CARSON CITY – Those who think the lousy economy will sink the Democratic Party in Nevada in November shouldn’t write off the party just yet.
Twice as many people registered as Democrats last month than as Republicans. In fact, far more people registered nonpartisan than as Republicans.
The July registration numbers showed 8,121 Democrats, 3,705 Republicans and 4,946 nonpartisans, according to the secretary of state’s office. With the additions, Democrats hold an edge of almost 50,000 active registered voters with 451,066 Democrats, 402,471 Republicans and 180,366 nonpartisans.
The Democratic jump in July follows big gains in June when the party registered 9,849 voters compared with 4,462 for Republicans. Clearly cognizant of the shift, the Republican National Committee late in July gave state Republicans $166,000 for registration drives.
“It shows a lack of enthusiasm for Mitt Romney,” said Bob Fulkerson, state leader of the Progressive Leadership Alliance of Nevada, a group that usually backs Democrats, about the latest registration figures.
“Nevada voters are clearly responding to Democrats’ message of creating jobs and adequately funding Nevada’s education system,” added state Sen. Mo Denis, the presumptive state Senate Democratic leader next year. “Nevadans will have a clear choice in this election between Democrats, whose priorities are putting middle-class Nevadans back to work and improving education, and Republicans, whose efforts to gut our education system is out-of-touch with Nevada teachers, parents, and students.”
State Republican Party Chairman Michael McDonald did not return a call. But in April, he stressed the need for Republicans to register more voters, contending previous party leaders failed to register many voters. Registration is easier in 2012 since in all but Carson City and Douglas County, people can register online.
Assemblyman Pat Hickey, the presumptive Republican Assembly leader, isn’t pleased by the registration surge toward Democrats or the lack of registration drives by the Republican Party.
“It is part of the party’s duties to register voters,” Hickey said. “I would like to see the state party doing more.

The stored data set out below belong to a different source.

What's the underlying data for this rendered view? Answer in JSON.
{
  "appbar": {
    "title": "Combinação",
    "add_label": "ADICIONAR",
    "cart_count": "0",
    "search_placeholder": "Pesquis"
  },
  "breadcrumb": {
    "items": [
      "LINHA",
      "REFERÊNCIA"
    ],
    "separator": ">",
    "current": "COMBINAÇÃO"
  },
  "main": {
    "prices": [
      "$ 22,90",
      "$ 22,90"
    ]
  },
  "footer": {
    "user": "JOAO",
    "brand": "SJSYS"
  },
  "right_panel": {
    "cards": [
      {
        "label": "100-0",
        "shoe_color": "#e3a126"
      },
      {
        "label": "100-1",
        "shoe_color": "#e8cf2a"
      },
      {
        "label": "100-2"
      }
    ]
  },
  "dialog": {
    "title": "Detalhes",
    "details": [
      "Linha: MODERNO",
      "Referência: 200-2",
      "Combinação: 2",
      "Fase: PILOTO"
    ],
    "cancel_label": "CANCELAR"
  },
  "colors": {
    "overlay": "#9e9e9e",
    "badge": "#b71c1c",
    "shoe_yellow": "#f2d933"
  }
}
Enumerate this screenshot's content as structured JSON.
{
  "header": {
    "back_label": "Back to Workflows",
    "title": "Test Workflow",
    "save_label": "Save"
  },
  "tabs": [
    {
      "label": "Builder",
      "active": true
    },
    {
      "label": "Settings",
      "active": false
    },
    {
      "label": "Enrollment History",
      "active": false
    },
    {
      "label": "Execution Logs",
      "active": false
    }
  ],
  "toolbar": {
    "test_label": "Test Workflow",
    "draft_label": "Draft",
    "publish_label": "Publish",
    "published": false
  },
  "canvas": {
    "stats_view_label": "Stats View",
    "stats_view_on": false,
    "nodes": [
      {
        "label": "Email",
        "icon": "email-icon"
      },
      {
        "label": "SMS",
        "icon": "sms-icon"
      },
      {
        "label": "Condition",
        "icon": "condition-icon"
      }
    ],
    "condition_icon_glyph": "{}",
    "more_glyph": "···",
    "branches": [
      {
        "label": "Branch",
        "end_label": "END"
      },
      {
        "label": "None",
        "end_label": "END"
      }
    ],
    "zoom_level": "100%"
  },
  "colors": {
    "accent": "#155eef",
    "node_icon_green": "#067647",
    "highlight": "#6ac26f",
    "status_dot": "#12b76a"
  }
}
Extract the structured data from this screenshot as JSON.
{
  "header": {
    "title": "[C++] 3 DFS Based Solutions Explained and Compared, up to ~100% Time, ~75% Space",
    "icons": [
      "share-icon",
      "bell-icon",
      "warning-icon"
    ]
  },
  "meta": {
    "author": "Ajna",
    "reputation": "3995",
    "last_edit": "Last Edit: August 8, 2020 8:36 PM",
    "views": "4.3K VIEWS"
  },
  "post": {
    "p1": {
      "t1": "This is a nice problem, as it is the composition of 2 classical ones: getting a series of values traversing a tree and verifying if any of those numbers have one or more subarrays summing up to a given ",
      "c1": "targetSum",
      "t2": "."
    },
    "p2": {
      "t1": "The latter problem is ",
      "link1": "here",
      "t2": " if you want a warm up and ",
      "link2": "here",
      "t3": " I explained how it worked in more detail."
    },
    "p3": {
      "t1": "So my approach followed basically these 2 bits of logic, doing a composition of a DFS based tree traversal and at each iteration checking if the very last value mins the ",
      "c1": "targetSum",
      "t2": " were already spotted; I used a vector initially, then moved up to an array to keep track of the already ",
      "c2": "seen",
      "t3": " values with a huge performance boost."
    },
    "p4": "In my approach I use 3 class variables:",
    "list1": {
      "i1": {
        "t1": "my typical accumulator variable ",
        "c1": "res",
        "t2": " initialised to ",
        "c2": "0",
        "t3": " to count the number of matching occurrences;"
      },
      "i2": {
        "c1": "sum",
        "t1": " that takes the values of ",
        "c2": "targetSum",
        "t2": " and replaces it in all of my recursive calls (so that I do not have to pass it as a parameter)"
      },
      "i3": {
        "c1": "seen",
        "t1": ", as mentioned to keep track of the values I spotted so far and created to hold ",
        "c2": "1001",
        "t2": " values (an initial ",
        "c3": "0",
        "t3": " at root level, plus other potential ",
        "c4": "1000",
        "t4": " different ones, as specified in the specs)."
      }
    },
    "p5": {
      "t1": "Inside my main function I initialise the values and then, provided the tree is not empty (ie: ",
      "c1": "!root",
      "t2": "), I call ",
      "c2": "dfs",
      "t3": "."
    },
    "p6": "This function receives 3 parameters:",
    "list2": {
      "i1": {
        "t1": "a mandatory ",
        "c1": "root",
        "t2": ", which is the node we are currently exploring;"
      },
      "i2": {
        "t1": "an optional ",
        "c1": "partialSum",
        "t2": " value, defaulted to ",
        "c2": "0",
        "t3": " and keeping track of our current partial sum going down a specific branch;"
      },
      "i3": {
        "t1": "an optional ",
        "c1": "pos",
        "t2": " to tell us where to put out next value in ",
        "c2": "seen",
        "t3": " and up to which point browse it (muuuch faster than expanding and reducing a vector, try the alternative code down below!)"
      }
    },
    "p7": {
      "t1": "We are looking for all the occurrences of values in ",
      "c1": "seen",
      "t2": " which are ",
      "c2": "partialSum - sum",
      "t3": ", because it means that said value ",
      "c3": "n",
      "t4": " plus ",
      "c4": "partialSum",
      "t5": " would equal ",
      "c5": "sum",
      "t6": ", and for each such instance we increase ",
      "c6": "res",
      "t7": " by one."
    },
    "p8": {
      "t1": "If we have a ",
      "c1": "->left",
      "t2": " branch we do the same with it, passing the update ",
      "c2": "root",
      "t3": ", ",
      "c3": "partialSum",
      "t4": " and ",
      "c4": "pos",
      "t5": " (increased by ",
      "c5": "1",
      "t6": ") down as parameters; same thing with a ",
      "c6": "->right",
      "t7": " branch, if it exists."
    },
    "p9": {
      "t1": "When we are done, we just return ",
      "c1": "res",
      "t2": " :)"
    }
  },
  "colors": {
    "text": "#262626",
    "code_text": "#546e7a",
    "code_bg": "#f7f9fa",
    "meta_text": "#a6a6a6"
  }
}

I think they are doing a good job with a large phone banking system to reach nonpartisans, but they are not doing as good of a job registering new voters.”
Democrats are “hiring people to walk” for their legislative candidates, according to Hickey, while Republican candidates themselves do all of the walking to meet constituents. The personal touch of a candidate talking with voters is what wins elections, he added.
But Democrats are particularly pleased by the gains they have made in recent months in two key Senate district races in Clark County,
In District 6, Democrats hold a 2,386 registered voter advantage over Republicans. This race pits Democrat Benny Yerushalmi against Mark Hutchison.
And in District 9, the party has a 2,354 voter lead. Democrat Justin Jones faces Republican Mari St. Martin in this race.
That is a pickup of more the 400 votes in each district since May.
Democrats now hold a 11-10 membership advantages in the Senate and a 26-16 lead in the Assembly. They need to pick up three Republican Senate and two Assembly seats to gain a veto-proof majority in both houses.
Hickey maintains the negative campaigning by both parties in the presidential race has caused people to turn off to politics and may account for more people registering non partisan than Republican in July. He also noted there has been a rift in the state Republican Party, which now is controlled by supporters of Rep. Ron Paul.
Hickey added he no longer even has much to do with the state party.
“The Republicans will tighten the gap with our belated voter registration effort,” he said. “There is an enthusiasm gap for President Obama that is significant enough and will affect close races at every level.”